Well, sort of: the Trump administration is launching a lazy new MVNO (mobile virtual network operator) that piggybacks on existing wireless networks with an added perk: a fake-gold $500 “T1” phone celebrating everyone’s favorite reality TV star turned incoherent authoritarian zealot.

The phone image appears to be a lazy Photoshop of a phone without a flash, suggesting this device is probably nowhere close to actually existing yet:

The new Trump Mobile service launches in September, and will offer a $47.45-per-month plan that includes unlimited talk, text and data, as well as roadside assistance and a “Telehealth and Pharmacy Benefit.” The Trump org claims the phone was “made in the USA,” which pretty much guarantees stories around six to eight months from now revealing the phones were all made in China (from [Trump family press appearances](http://eric/ Trump: "Eventually all the phones can be built in the USA." (so Trump phones are not actually being built in the USA lol ... )) there are already indications this is probably a lie).

The Verge notices that the press release for the gambit has a bunch of lazy errors, including RAM that’s described as storage, and the promise of a “5000mAh long life camera”; terminology that actually refers to battery capacity.
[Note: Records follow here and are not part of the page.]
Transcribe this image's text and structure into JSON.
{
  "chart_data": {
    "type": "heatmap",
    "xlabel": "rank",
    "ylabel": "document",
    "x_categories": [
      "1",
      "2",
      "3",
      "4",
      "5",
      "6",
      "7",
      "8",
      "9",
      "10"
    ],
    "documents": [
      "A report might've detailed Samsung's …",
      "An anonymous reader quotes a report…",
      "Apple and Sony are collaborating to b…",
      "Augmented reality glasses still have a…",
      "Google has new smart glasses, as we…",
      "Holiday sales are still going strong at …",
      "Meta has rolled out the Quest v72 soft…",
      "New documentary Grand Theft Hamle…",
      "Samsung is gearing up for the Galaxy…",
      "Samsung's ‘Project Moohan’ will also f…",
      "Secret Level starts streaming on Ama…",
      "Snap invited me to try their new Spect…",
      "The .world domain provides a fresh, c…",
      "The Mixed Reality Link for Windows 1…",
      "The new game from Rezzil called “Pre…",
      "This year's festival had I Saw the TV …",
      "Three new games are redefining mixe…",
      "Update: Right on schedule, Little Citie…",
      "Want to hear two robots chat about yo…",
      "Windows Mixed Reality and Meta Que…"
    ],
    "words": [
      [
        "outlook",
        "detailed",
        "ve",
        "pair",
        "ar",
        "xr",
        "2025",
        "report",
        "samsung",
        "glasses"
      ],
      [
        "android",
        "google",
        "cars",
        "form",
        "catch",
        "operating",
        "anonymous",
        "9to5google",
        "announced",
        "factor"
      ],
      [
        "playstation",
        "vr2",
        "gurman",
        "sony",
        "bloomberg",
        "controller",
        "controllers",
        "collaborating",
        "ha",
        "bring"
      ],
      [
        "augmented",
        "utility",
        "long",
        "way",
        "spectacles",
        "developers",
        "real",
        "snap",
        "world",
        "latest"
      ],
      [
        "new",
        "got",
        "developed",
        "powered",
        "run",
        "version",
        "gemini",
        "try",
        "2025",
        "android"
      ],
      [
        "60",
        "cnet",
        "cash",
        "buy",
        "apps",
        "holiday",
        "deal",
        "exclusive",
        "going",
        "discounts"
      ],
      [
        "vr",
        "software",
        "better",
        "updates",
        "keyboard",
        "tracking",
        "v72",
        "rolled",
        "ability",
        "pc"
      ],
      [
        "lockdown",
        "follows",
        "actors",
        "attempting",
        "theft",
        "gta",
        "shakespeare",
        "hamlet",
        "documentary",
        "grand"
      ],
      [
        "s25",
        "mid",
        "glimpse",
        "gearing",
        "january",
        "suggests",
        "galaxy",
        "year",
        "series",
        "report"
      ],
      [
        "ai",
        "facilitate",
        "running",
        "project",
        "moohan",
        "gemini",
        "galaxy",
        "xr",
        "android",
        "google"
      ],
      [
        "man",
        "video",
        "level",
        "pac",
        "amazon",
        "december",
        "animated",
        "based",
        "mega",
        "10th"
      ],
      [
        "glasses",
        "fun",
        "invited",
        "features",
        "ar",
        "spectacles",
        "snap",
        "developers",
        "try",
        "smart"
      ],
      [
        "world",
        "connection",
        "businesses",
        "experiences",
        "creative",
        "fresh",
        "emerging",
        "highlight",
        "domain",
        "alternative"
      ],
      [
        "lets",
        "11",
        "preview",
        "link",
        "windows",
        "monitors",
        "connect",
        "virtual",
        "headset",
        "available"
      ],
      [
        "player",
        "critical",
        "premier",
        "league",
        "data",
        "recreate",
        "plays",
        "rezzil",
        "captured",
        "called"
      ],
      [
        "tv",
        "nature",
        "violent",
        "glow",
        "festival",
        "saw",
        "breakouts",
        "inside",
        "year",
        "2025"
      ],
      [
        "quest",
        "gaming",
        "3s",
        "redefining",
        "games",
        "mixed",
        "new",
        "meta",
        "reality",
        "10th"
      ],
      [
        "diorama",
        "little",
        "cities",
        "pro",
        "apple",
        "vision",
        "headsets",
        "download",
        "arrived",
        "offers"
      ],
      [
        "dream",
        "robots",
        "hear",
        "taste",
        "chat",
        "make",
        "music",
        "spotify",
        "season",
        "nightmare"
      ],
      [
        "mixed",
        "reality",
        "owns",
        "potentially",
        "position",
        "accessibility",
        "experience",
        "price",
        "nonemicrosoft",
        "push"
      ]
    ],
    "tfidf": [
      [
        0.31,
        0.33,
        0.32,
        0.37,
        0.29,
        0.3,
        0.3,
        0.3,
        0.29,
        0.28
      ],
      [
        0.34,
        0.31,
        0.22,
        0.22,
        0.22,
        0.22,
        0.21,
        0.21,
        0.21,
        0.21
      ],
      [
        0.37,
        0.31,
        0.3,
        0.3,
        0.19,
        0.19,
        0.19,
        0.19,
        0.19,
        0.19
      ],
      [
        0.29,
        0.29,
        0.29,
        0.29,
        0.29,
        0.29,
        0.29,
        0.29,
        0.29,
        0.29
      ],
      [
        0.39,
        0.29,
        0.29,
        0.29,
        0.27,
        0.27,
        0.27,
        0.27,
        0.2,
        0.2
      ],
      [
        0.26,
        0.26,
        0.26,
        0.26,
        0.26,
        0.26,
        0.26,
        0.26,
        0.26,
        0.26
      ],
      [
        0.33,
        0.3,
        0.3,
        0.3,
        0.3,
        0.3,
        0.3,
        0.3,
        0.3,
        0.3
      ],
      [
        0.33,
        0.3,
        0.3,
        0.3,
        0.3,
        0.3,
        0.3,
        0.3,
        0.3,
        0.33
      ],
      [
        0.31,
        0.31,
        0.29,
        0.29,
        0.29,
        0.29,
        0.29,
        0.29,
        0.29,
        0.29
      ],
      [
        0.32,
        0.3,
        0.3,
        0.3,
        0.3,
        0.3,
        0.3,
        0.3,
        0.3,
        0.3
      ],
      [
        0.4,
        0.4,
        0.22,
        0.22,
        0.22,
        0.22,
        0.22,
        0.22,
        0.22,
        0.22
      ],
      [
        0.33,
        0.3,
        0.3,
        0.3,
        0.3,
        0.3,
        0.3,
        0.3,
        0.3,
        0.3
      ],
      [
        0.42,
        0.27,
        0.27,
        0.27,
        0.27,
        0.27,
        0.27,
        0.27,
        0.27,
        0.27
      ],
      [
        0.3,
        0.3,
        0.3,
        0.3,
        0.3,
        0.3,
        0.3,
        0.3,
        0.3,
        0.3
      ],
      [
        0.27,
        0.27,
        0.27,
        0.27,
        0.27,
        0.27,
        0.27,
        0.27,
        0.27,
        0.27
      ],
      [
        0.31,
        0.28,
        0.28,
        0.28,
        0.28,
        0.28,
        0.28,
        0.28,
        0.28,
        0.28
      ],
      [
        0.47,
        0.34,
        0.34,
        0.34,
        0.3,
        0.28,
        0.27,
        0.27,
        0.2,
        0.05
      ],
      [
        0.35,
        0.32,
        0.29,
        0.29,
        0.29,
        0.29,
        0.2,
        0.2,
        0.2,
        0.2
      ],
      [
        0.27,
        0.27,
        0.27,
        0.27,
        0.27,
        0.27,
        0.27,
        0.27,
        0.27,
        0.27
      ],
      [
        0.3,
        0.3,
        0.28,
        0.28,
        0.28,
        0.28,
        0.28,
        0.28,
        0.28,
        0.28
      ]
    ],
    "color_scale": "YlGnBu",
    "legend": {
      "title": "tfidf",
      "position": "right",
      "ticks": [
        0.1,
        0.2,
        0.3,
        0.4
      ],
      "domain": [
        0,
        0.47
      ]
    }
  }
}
The Trump Mobile terms of use say the network is really just a rebranding of another MAGA-friendly MVNO, Liberty Mobile, which runs on the (also Trump friendly) T-Mobile network.

These MVNOs have become a dime a dozen. Such networks (increasingly owned by celebrities), usually spend a few years pretending to be a serious pro-consumer venture, offering lower-cost cell phone plans with limited device options and a bunch of weird network restrictions and caveats buried in the fine print.
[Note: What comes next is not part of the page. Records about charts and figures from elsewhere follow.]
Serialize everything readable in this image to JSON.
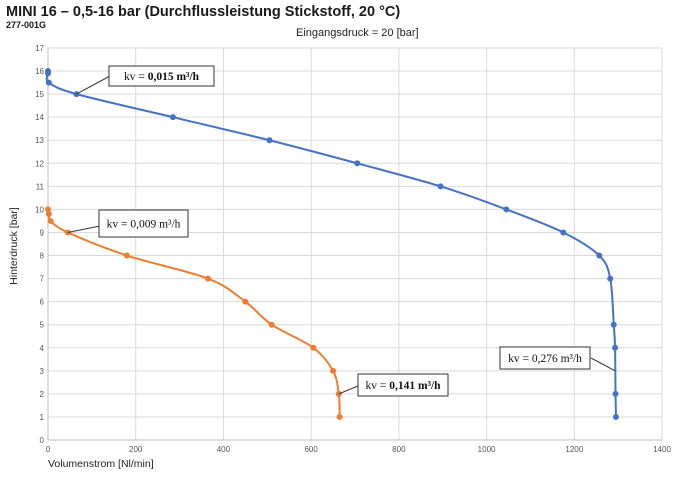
{
  "header": {
    "title": "MINI 16 – 0,5-16 bar (Durchflussleistung Stickstoff, 20 °C)",
    "code": "277-001G",
    "subtitle": "Eingangsdruck = 20 [bar]"
  },
  "chart_data": {
    "type": "line",
    "title": "MINI 16 – 0,5-16 bar (Durchflussleistung Stickstoff, 20 °C)",
    "subtitle": "Eingangsdruck = 20 [bar]",
    "xlabel": "Volumenstrom [Nl/min]",
    "ylabel": "Hinterdruck [bar]",
    "xlim": [
      0,
      1400
    ],
    "ylim": [
      0,
      17
    ],
    "xticks": [
      0,
      200,
      400,
      600,
      800,
      1000,
      1200,
      1400
    ],
    "yticks": [
      0,
      1,
      2,
      3,
      4,
      5,
      6,
      7,
      8,
      9,
      10,
      11,
      12,
      13,
      14,
      15,
      16,
      17
    ],
    "grid": true,
    "series": [
      {
        "name": "blue",
        "color": "#4472c4",
        "points": [
          [
            0,
            16
          ],
          [
            0,
            15.9
          ],
          [
            2,
            15.5
          ],
          [
            65,
            15
          ],
          [
            285,
            14
          ],
          [
            505,
            13
          ],
          [
            705,
            12
          ],
          [
            895,
            11
          ],
          [
            1045,
            10
          ],
          [
            1175,
            9
          ],
          [
            1257,
            8
          ],
          [
            1282,
            7
          ],
          [
            1290,
            5
          ],
          [
            1293,
            4
          ],
          [
            1294,
            2
          ],
          [
            1295,
            1
          ]
        ]
      },
      {
        "name": "orange",
        "color": "#ed7d31",
        "points": [
          [
            0,
            10
          ],
          [
            2,
            9.8
          ],
          [
            6,
            9.5
          ],
          [
            45,
            9
          ],
          [
            180,
            8
          ],
          [
            365,
            7
          ],
          [
            450,
            6
          ],
          [
            510,
            5
          ],
          [
            605,
            4
          ],
          [
            650,
            3
          ],
          [
            663,
            2
          ],
          [
            665,
            1
          ]
        ]
      }
    ],
    "annotations": [
      {
        "series": "blue",
        "at": [
          65,
          15
        ],
        "text_prefix": "kv = ",
        "text_value": "0,015 m³/h",
        "bold_value": true
      },
      {
        "series": "orange",
        "at": [
          45,
          9
        ],
        "text_prefix": "kv = ",
        "text_value": "0,009 m³/h",
        "bold_value": false
      },
      {
        "series": "orange",
        "at": [
          663,
          2
        ],
        "text_prefix": "kv = ",
        "text_value": "0,141 m³/h",
        "bold_value": true
      },
      {
        "series": "blue",
        "at": [
          1293,
          3
        ],
        "text_prefix": "kv = ",
        "text_value": "0,276 m³/h",
        "bold_value": false
      }
    ]
  }
}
Once (if) the brand becomes valuable, it’s usually sold off to one of the major three carriers, who then steadily make the service shittier and shittier before sunsetting the brand. Wash, rinse, repeat.

There have been a lot of these half-assed MAGA MVNOs. Like Patriot Mobile, which you might recall was supposed to be a MAGA-friendly wireless phone service that claimed to be sticking it to AT&T — because AT&T briefly refused to carry right wing propaganda channel OAN (despite AT&T coming up with the idea for OAN and funding its creation!). Which network did the service run on? AT&T.
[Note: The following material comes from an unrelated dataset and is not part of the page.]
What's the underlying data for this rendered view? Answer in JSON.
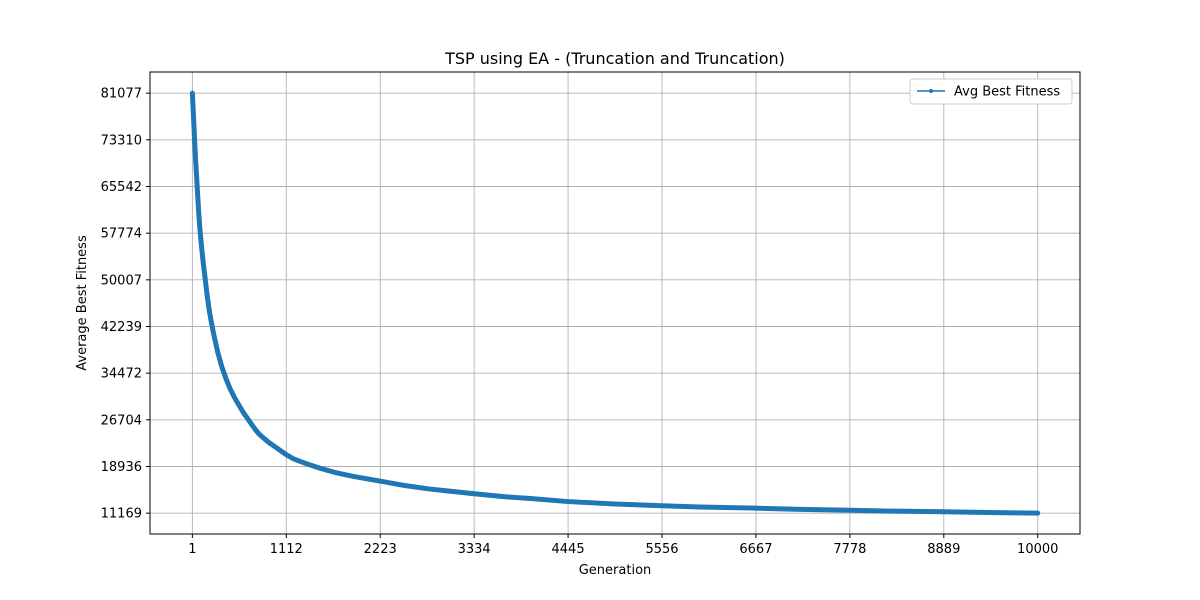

There’s occasionally an exception, but generally these kinds of MVNOs are a silly pump-and-dump gambit that helps prop up the idea that U.S. telecom is more competitive than it is, which of course makes it perfect for the Trump administration.

This one seems particularly lazy. Scratch at the surface, and Trump Mobile winds up being little more than a brand and a license agreement, according to the Trump Mobile website fine print:

“Trump Mobile, its products and services are not designed, developed, manufactured, distributed or sold by The Trump Organization or any of their respective affiliates or principals.”

From Trump high tops to Trump bibles, there’s no shortage of low-quality Trump cack attempting to exploit the presidency for a quick and lazy buck (the admin made $8 million in such agreements in 2024). But in between destroying the rule of law and teeing up race riots, Trump’s underlings have been busy significantly ramping up such deals in 2025, including a looming new line of Trump home goods.

In many ways Trump continues to be the perfect reflection of this country’s obsession with artifice. We built a giant golem out of trash, garbage and the shallowest, tackiest bullshit imaginable, and it’s now eating us alive. With any luck the entire violent experiment will be available for pennies on the shelves of your local Good Will before too long.